Another one bites the dust.

Middle-Earth: Shadow of War is the latest PC game to have its Denuvo "anti-tamper protection" cracked in less than 24 hours, following FIFA 18 and Total War: Warhammer 2.

Denuvo's controversial technology is frequently included within PC titles as a means of thwarting unauthorised distribution of software (ie. piracy) online. It's rarely popular with punters though, disliked for its online authentication requirements, and often blamed for a litany of performance issues, which Denuvo denies. It does, however, appear to do the job it's designed to do - temporarily, at least.

Unfortunately for Denuvo, that window of effectiveness has been getting smaller and smaller in recent times. Mass Effect: Andromeda's protection was cracked in 10 days earlier this year, while Sega's recent Sonic Mania was cracked in eight. Resident Evil 7 held out for a little under a week, and Tequila Works' Rime managed just five days.

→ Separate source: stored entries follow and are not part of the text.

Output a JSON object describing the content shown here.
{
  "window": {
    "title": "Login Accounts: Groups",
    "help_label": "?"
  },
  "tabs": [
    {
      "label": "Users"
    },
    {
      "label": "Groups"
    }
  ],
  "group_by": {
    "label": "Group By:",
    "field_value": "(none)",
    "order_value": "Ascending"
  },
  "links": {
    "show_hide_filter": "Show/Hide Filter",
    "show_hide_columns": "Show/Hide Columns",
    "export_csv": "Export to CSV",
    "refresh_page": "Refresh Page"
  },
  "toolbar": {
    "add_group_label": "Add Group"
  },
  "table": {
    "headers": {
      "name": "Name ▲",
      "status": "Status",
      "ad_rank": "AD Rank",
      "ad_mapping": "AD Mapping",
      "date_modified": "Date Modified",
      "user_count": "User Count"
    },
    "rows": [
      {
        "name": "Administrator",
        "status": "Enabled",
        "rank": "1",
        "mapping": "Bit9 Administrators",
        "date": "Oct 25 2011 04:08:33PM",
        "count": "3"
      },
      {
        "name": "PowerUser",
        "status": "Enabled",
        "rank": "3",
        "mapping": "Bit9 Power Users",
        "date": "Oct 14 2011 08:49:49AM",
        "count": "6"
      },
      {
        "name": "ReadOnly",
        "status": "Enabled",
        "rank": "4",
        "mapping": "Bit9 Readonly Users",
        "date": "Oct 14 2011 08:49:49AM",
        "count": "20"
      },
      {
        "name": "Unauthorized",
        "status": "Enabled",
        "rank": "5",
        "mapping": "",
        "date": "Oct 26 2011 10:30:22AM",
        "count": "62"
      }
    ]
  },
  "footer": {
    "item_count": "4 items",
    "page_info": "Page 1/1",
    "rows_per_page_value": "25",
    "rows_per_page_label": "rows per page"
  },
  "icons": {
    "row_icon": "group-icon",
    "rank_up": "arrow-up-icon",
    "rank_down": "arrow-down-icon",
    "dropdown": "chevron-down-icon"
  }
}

But which is Denuvo in this appropriate visual metaphor?

That's a far cry from the months of protection enjoyed by games in Denuvo's early days, and a significant fumble for a technology that once had Chinese cracking group 3DM predicting that piracy would be dead within two years, thanks to its effectiveness.

Shadow of War's 24-hour crack (spotted by DSOGaming), and FIFA 18 and Warhammer 2's record-breaking 10-hour unfurling, has seen the anti-tamper tech on its shakiest ground yet, and that's likely to raise some familiar questions. Chiefly, if Denuvo can barely withstand a day's probing, is it even worth bothering with in the first place? Particularly when its inclusion so frequently leads to organised community boycotts and review bombing campaigns.

Denuvo's answer has, in the past, always remained the same, with the company noting that even a short window of protection from piracy is still an important victory when unprotected games are routinely pirated on - if not before - release day. Indeed, Funcom's Conan Exiles accidentally managed to prove that very point last year when an update unintentionally removed its Denuvo protection, resulting in its almost immediate pirating.

It remains to be seen whether the recent spate of rapid-fire cracks will have any long-term impact on Denuvo's ubiquity.